Is uncountable product of metrisable spaces with product-topology metrisable?
The book only mentions that $I=[0,1]$,then $I^I$ is not metrisable, for it doesn't fit the 1st-countability axiom.
I have two questions here:
What does $I^I$ mean? Why doesn't it fit the axiom?
Is this case a special one? Or,is there any example that makes the uncountable product space metrisable?
On
An uncountable product of non trivial first countable spaces is never first countable. In particular, the uncountable product of non trivial metrizable spaces is never metrizable.
To see this, let $ X_i , \ i \in I$ be an uncountable family of non trivial first countable spaces. Let $X= \prod X_i$. Let us assume that $X$ is first countable. For $ i \in I, $ pick a non empty open $ U_i \subsetneqq X_i $ (such a set exists, since $X_i$ is not trivial). Denote $\pi_i \colon X \to X_i $ the natural projection. Let $ x = (x_i)_{i \in I} $ such that $$ x \in \prod_i U_i = \bigcap_i π_i ^{-1} (U_i).$$
Then $ x \in π_i^{-1} (U_i) $ (which is open), for every $ i \in I $. Let $ (V_n)_{n \in \mathbb N} $ be a countable basis of $ x $. For every $ i \in I $, there exists $ n_i \in \mathbb N$ such that $ x \in V_{n_i } \subset π_i^{-1} (U_i) $. Consider the (well defined) map $ \phi \colon I \to \mathbb N $, by $ \phi (i) = n_i $. Since $ I $ is uncountable, there exists $ n \in \mathbb N $ such that the set $ \phi ^{-1} ( \{n \}) $ is uncountable. Let $ J = \phi ^{-1} ( \{ n\} ) $. Then for $ j \in J $, we have that $ \phi (j) = n $ and $V_n \subset π_j^{-1} (U_j)$. Hence, $$ π_j (V_n) \subset U_j \subsetneqq X_j , \ \ \ j \in J.$$
So there are uncountably many $ j \in J$ such that the $j-$th coordinate of $ V_n $ is different than $ X_j $. This is impossible, since the $i$-th coordinate of $ V_n $ is $X_i$ for all but finitely many $i \in I$.

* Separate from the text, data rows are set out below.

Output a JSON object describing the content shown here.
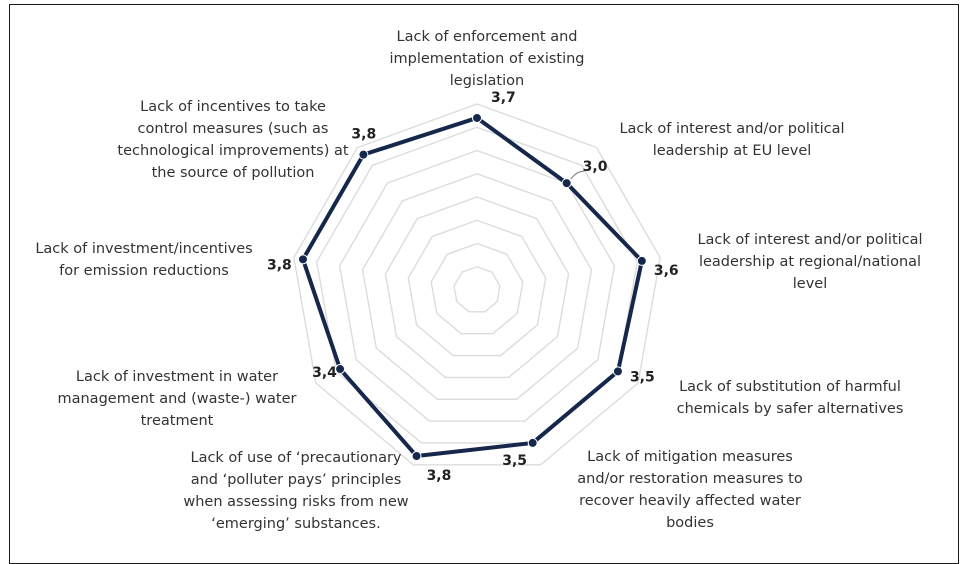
{
  "chart_data": {
    "type": "radar",
    "categories": [
      [
        "Lack of enforcement and",
        "implementation of existing",
        "legislation"
      ],
      [
        "Lack of interest and/or political",
        "leadership at EU level"
      ],
      [
        "Lack of interest and/or political",
        "leadership at regional/national",
        "level"
      ],
      [
        "Lack of substitution of harmful",
        "chemicals by safer alternatives"
      ],
      [
        "Lack of mitigation measures",
        "and/or restoration measures to",
        "recover heavily affected water",
        "bodies"
      ],
      [
        "Lack of use of ‘precautionary",
        "and ‘polluter pays’ principles",
        "when assessing risks from new",
        "‘emerging’ substances."
      ],
      [
        "Lack of investment in water",
        "management and (waste-) water",
        "treatment"
      ],
      [
        "Lack of investment/incentives",
        "for emission reductions"
      ],
      [
        "Lack of incentives to take",
        "control measures (such as",
        "technological improvements) at",
        "the source of pollution"
      ]
    ],
    "values": [
      3.7,
      3.0,
      3.6,
      3.5,
      3.5,
      3.8,
      3.4,
      3.8,
      3.8
    ],
    "value_labels": [
      "3,7",
      "3,0",
      "3,6",
      "3,5",
      "3,5",
      "3,8",
      "3,4",
      "3,8",
      "3,8"
    ],
    "grid": true,
    "series_color": "#15284b",
    "grid_color": "#dcdcdc"
  }
}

The space $I^I$ is $\prod_{x\in I}I_x$, where, for each $x\in I$, $I_x=I$. Indeed, the first countability axiom does not hold in this space. In fact, take $p\in I^I$. Let$$\{V_n\mid n\in\Bbb N\}\tag1$$be a countable set of neighborhoods of $p$. For each $N\in\Bbb N$, let $A_n$ be a open subset of $I^I$ such that $p\in A_n$ and that $A_n$ can be written as $\prod_{x\in I}J_{n,x}$, with each $J_{n,x}$ an open subset of $I_x(=I)$ and such that $J_{n,x}\ne I_x$ only for finitely many $x$'s. Since $I$ is uncountable, there will be $x$'s such that $J_{n,x}=I$, for every $n\in\Bbb N$. Therefore, if $x_0$ is one such $x$, if $J$ is an open interval of $I$ to which $p_x$ (the canonical projection of $p$ onto $I_x$) belongs, and if $A=\prod_{x\in I}J_x$, with$$J_x=\begin{cases}J&\text{ if }x=x_0\\I&\text{ otherwise,}\end{cases}$$then, $A$ is an open set, $p\in A$, but $A$ contains no $V_n$, in spite of the fact that $V$ is a neighborhood of $p$. This proves that $(1)$ is not a fundamental system of neighborhoods of $p$.
The same argument shows that if $M$ is an uncountable metric space, then $M^M$ is not metrizable.